In 1927, her Commander was Randall Jacobs. Monocacy continued her patrol operations on the upper Yangtze, reclassified PR‑2 on 15 June 1928. She was placed in reserve 24 June 1929. Based at Shanghai, the gunboat cruised the lower river, making less frequent voyages to her original patrol area between Chongqing and Yichang. She was placed in full commission once again 19 September 1931 to join other American naval vessels on the river in assisting the many Chinese forced from their homes by August floods which had inundated 34000 sqmi of land during the worst disaster in the river's history. In 1933, Monocacy began to serve as station ship in various treaty ports during the cruising season, with her crew serving as a landing force in case of trouble.
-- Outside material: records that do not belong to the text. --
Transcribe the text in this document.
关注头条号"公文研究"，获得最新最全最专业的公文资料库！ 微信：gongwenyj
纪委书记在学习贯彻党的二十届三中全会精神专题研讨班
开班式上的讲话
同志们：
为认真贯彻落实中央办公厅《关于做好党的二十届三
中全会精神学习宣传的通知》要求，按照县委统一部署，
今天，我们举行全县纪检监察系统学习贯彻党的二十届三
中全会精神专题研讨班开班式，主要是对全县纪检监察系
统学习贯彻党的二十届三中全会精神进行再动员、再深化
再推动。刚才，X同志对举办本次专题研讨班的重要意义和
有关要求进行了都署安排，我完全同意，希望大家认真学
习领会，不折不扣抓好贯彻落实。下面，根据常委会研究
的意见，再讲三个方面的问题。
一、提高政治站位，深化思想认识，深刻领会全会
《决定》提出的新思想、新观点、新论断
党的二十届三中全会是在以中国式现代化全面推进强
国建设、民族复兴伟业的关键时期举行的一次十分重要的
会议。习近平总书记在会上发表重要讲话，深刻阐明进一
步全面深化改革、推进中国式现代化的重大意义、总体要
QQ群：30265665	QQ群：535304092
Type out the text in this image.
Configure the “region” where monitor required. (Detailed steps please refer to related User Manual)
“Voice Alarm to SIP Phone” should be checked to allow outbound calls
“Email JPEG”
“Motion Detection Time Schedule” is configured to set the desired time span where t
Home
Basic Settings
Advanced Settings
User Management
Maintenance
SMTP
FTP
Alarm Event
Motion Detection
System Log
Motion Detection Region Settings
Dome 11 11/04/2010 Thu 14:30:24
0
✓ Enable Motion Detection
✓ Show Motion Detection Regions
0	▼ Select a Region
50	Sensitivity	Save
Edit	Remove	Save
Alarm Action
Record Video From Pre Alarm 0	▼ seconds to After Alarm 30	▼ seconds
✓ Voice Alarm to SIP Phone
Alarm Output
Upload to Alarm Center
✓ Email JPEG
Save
Monocacy was at Jiujiang protecting American neutrality during the Japanese invasion of China, when on 29 August 1938 several mines exploded within 80 yd of the ship, showering the gunboat with fragments. She was then held at the port until the Japanese completed sweeping operations some days later. She was decommissioned at Shanghai on 31 January 1939. The veteran gunboat was towed to sea and sunk 10 February 1939 in deep water off the China coast.